# the number of zero divisors in polynomial ring

I was looking for an answer on the question

How much zero divisors are in the ring $\dfrac{\mathbb{Z}_3[x]}{(x^4 + 2)}$?

when I came up with the brilliant/hack-isch idea that it might just be $81 - \phi(3^4) = 27$ where $\phi(n)$ denotes Euler's totient function. I thought of this idea because $\phi(n)$ denotes the number of elements in $\mathbb{Z}_n^*$, the unity group of $\mathbb{Z}_n$ and it might as well count in general.

The problem I'm dealing with now, is that I have no idea how I could justify my idea or why it would be correct. (I assume the equivalence with finding the number of elements in $\mathbb{Z}_n^*$ is not a valid explanation.)

I did already find a hint that my idea might be going in the right direction, but it's all so vague.

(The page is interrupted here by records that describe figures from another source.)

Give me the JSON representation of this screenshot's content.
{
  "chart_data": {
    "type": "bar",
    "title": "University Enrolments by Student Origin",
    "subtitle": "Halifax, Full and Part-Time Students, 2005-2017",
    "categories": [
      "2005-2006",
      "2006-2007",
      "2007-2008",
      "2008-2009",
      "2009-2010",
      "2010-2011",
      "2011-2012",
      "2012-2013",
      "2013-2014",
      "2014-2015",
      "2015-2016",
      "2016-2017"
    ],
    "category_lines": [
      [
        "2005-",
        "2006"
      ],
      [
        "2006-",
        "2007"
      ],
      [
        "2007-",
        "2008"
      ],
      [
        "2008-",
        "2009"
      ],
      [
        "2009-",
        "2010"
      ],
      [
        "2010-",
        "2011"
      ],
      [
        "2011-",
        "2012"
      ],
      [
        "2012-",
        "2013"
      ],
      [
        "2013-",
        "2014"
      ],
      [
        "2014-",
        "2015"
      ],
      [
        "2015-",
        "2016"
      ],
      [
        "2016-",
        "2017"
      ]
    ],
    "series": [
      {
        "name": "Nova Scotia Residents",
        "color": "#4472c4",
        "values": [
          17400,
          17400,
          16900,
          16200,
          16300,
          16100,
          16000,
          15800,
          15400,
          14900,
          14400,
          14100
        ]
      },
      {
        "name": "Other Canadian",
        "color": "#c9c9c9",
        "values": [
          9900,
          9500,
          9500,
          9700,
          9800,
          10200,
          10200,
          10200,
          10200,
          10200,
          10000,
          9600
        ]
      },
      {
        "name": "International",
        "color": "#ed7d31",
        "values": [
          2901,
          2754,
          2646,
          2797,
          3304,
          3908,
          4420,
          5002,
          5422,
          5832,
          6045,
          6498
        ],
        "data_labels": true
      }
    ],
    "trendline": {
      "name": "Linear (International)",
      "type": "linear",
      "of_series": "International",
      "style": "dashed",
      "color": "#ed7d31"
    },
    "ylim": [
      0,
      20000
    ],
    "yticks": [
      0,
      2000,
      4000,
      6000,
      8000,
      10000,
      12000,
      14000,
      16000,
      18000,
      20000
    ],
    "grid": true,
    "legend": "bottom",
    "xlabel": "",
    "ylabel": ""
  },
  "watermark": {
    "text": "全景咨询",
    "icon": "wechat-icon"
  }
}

The structure of the ring $\mathbb{F}_p(x)/(q(x))$ obviously depends on how $q(x)$ splits over $\mathbb{F}_p$. If $q(x)$ is irreducible over $\mathbb{F}_p$, then the quotient ring is a field, hence the only zero divisor is zero. In our case, over $\mathbb{F}_3$: $$x^4+2 = x^4-1 = (x-1)(x+1)(x^2+1),$$ so the quotient ring is isomorphic to $E=\mathbb{F}_3\times\mathbb{F}_3\times\mathbb{F}_9$. Given that $\pi$ is the projection map from the quotient ring $R$ to $E$, we have that $\sigma\in R$ is a zero divisor iff one component of $\pi(\sigma)$ is zero, or, equivalently, if $\sigma$ is not an invertible element. In $E$ there are $2\times 2\times 8$ invertible elements. Can you finish from there?